Looked at atop and noticed disk load from 95% to 100%.

I started to analyze, it all started with the fact that I turned off all the working projects on this dedicated server and noticed that the load had dropped to 15-20%, I thought it was in the projects … but it wasn’t there, the load returned again and began to reach 75-85%, in atop it was clear that when kworker appeared, the disk load instantly jumped.

atop screenshots:

  1. https://i.stack.imgur.com/r81Wr.png

  2. https://i.stack.imgur.com/lsd8f.png

  3. https://i.stack.imgur.com/nQ86t.png

    I look in perf log, perf top and see:


    Drives are healthy, speed result:

    1073741824 bytes (1.1 GB, 1.0 GiB) copied, 0.4319 s, 2.5 GB/s

    Timing buffered disk reads: 3878 MB in 3.00 seconds = 1292.39 MB/sec

    what can be done in the next steps to localize the problem and load disks by 95-100%?
    debian 10 Debian 4.19.181-1

The problem is similar to the one described in the closed request on github.
can you tell me the options for the outcome, how to fix where?

cat /sys/block/nvme0n1/queue/scheduler
[none] mq-deadline

cat /sys/block/nvme1n1/queue/scheduler
[none] mq-deadline

Hello @Thin_Troll, I am not so sure what’s the question here. If you seeing an abnormal behavior in you system why don’t by installing Netdata Agent to have a much clearer view of what’s is going on in your system?

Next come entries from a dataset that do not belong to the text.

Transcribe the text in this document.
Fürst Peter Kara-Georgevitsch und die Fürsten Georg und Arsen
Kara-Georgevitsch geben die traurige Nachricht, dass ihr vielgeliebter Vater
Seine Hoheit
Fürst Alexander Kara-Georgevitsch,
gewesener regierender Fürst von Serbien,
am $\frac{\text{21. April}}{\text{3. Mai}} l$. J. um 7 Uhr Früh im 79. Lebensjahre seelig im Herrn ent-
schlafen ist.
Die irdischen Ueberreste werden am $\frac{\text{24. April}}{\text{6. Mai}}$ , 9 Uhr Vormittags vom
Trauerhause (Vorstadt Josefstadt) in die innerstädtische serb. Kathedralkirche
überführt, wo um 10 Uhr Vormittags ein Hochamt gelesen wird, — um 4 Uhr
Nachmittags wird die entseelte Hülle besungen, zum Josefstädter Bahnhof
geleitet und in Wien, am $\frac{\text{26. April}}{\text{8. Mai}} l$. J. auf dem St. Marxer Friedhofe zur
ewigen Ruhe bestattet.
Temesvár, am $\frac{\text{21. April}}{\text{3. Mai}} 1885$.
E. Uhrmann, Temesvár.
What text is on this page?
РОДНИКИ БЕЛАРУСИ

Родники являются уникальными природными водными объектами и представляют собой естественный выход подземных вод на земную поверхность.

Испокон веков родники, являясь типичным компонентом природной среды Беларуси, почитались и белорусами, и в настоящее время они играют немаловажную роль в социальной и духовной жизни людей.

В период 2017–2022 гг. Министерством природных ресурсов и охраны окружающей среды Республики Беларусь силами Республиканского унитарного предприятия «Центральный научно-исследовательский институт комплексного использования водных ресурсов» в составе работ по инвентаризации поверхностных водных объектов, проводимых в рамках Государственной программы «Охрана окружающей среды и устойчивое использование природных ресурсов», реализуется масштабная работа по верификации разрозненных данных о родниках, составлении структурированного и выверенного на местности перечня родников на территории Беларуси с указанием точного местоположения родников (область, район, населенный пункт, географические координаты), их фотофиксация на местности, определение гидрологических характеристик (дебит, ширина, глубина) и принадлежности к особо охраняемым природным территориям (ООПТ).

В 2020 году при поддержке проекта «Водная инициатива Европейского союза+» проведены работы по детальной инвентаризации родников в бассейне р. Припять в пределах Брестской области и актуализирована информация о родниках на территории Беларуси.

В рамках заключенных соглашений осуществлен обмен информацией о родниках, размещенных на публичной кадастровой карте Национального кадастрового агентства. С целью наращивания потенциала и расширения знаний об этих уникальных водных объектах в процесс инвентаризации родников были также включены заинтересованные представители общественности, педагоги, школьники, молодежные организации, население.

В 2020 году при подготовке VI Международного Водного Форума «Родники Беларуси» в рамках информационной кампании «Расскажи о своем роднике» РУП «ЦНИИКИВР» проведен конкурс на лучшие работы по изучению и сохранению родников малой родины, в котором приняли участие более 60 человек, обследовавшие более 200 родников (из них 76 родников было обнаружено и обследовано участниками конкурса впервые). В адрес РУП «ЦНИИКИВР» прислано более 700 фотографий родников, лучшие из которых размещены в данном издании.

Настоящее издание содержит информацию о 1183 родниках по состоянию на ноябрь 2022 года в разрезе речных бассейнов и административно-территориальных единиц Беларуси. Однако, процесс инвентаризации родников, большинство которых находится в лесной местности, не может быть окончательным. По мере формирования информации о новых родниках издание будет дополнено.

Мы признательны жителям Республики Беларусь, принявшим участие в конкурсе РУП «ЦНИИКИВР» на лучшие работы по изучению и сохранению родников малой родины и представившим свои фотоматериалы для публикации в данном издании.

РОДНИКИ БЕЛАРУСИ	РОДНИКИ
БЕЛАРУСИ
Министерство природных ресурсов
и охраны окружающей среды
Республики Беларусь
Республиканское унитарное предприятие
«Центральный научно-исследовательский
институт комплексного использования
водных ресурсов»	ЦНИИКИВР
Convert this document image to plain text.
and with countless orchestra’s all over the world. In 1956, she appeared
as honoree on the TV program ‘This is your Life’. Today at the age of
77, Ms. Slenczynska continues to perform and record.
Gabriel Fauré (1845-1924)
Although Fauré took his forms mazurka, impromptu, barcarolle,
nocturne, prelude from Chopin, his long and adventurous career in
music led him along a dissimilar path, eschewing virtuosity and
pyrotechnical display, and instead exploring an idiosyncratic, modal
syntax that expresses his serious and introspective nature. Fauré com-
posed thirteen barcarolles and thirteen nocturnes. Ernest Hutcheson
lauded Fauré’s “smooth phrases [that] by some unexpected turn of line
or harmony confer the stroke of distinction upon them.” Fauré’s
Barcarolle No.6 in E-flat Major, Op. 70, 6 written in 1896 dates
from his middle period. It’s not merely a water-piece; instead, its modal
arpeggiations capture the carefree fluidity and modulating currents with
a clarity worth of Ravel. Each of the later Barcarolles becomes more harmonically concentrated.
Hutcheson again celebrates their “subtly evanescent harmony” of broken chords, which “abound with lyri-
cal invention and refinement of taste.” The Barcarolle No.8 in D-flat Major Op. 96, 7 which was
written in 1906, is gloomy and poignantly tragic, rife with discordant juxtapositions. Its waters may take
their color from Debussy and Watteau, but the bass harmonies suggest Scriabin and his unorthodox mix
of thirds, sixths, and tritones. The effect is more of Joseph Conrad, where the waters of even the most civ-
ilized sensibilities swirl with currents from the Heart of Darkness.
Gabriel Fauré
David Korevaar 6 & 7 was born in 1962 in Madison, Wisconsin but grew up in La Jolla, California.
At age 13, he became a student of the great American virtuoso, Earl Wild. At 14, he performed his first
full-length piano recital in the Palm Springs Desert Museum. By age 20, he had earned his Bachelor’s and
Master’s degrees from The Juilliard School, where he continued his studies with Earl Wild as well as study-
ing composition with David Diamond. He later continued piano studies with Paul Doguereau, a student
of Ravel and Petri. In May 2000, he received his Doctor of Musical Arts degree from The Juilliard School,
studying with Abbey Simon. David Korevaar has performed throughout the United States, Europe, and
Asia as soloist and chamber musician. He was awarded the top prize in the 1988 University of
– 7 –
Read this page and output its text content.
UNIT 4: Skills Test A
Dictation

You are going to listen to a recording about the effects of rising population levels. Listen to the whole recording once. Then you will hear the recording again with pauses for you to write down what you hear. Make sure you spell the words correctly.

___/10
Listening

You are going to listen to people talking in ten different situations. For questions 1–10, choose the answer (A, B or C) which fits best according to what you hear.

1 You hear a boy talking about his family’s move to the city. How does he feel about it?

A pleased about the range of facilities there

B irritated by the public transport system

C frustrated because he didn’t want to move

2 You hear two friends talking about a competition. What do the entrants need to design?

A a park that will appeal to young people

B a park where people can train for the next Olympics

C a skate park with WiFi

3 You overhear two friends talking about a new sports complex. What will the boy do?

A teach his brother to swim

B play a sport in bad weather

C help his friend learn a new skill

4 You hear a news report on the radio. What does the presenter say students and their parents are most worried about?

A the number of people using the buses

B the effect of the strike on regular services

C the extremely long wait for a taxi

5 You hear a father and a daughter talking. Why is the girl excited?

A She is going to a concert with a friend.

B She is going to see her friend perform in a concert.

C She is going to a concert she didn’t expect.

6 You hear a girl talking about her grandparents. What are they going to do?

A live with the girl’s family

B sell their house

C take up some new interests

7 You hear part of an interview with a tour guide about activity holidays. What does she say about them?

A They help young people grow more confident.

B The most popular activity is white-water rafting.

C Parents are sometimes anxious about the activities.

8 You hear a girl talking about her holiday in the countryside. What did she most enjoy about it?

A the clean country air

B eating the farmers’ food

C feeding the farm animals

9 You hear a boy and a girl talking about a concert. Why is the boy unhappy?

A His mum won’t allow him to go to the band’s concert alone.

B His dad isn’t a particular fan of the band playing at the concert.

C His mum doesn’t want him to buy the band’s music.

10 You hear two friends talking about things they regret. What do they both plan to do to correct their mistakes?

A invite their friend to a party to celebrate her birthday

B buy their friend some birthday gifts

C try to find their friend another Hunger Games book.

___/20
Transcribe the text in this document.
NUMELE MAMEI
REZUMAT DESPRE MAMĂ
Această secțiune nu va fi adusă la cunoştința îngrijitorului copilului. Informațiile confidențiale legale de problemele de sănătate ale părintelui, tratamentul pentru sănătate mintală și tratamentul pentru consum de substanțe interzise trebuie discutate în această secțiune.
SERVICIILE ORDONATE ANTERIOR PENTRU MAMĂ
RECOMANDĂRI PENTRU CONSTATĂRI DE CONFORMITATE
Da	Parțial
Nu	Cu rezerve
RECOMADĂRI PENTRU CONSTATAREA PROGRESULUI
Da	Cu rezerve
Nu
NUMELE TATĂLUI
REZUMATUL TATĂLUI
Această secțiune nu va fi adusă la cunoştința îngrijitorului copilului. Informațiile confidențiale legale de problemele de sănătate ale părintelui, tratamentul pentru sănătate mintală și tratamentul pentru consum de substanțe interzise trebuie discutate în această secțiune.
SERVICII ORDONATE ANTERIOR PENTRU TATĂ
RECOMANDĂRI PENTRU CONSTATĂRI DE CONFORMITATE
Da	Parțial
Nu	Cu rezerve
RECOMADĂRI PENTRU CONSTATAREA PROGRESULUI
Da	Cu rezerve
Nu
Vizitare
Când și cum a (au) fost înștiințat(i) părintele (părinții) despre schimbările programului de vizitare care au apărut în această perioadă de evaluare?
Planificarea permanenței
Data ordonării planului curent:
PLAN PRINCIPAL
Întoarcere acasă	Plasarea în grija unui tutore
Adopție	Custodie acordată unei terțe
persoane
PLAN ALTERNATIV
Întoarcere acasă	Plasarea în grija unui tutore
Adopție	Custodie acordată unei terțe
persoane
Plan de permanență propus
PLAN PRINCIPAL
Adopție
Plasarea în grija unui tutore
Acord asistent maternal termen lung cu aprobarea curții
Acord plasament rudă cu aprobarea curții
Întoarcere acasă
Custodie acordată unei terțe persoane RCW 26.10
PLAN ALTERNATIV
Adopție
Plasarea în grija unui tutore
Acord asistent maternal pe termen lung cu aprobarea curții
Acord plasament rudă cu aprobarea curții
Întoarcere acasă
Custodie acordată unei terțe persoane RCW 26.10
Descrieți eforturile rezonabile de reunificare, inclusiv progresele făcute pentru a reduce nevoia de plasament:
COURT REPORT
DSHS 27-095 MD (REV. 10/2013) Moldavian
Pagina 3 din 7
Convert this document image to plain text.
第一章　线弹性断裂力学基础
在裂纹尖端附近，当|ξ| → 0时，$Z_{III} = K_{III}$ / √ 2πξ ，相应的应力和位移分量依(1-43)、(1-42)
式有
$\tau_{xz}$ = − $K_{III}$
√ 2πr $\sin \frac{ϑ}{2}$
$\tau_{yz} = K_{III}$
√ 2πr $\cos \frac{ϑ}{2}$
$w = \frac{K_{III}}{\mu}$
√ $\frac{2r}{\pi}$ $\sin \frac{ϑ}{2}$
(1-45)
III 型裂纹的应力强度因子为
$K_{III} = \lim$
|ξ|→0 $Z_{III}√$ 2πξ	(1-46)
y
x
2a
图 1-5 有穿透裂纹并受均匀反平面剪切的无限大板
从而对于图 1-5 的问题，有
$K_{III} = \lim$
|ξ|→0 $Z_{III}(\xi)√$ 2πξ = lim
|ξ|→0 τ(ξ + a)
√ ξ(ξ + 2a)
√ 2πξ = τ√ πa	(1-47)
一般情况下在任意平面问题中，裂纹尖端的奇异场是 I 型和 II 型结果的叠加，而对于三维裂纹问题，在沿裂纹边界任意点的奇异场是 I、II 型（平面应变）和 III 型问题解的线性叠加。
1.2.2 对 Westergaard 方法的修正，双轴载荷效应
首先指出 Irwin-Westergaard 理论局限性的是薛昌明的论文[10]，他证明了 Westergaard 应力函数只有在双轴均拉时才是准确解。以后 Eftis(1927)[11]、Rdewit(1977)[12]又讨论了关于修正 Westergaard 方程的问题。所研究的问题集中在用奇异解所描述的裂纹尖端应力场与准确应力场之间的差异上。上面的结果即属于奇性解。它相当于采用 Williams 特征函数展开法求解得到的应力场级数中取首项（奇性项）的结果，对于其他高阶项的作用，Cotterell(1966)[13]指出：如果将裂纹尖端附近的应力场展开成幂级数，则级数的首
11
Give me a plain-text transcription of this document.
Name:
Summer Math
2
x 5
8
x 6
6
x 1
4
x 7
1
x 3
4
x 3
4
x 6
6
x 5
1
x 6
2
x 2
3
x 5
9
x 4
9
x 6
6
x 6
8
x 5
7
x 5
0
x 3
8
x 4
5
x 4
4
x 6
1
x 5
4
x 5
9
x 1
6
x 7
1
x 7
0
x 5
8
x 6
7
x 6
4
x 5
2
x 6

I am a delitant in this matter and I don’t understand where I should poke, while everything that I did, and this
outputs: iotop, atop, perf top, perf log server standard values
and collecting logs (at the request of people and their commands) leads me to the fact that they naturally answer: the disk is broken!
but I found on github that the problem may be in the Linux kernel, in a bad RAID, and I’m trying to get to the bottom of the truth.

if you don’t mind, could you please tell me how to install netdata agent for debian 10?

You can follow this Install Netdata with kickstart.sh | Learn Netdata section in our docs to install the Agent

ok i installed netdata it looks very nice and handy.
I have several questions:

  1. how to protect this page from prying eyes?
  2. Where should I look to identify a disk problem?

i see something like that

this situation happens with two disks

Now I would suggest you two paths, choose whatever you like.

  1. Claim(connect) this Agent to the cloud which will give you the ability to
    A. aggregate all of your dashboards in a single pane (dashboard from many agents, servers which are running Netdata Agent) AND restrict access to this local dashboard (Web server | Learn Netdata)
    B. Extra troubleshooting features like Metric Correlations | Learn Netdata && Anomaly Advisor | Learn Netdata

  2. Restrict access to only local subnets (Web server | Learn Netdata) and continue with Agent’s local dashboard. You can also attach this dashboard to an nginx server (if you already running one in this system) and set password Step 10. Set up a proxy | Learn Netdata

what can you say about the source data?
The load reaches its maximum values, what could it be?

Let’s go to the Application metrics and see which app group is utilizing those disks. Relevant documentantion apps.plugin | Learn Netdata

this is all I found, I would like to look and understand the config specified in the wiki, but I don’t have this path.

that’s all i found

You don’t see this, under the Applications?

oh right

I don’t see anything illegal, could this be a monitoring error?

Ok that’s strange, none of the processes is utilizing disk resources. So it’s maybe be something in the underlying mechanisms or and the reporting mechanism for these nvmes (calculating wrong values).

how is the solution?

@vlvkobal I see this netdata/collectors/proc.plugin: wrong output for nvme disk stats, nvme disks not autodiscovered · Issue #5744 · netdata/netdata · GitHub relevant issue. And we closed it with this Check device names in diskstats plugin by vlvkobal · Pull Request #10843 · netdata/netdata · GitHub patch. Do you thing that switching the I/O scheduler like the user suggested in #5744 is necessary (and advised) to receive correct metrics?

well, everything is clear with one of the links, the task is to change the I / O parameter.
but here is the second link with diskstats, what should I do with it?
I don’t understand at all, well, do I have corrected files?
Where do I put them and how do I use them?

UPD(1) well, I understand that they need to be marked up in netdata/collectors/proc.plugin/proc_diskstats.c
but how do i find the location of netdata?

UPD(2) found the location, netdata, but these files are not there.

could it be a problem that my snaps are 100% loaded?

Do you thing that switching the I/O scheduler like the user suggested in #5744 is necessary (and advised) to receive correct metrics?

I don’t know. The issue we fixed was about incorrectly collected data, not about a real disk load.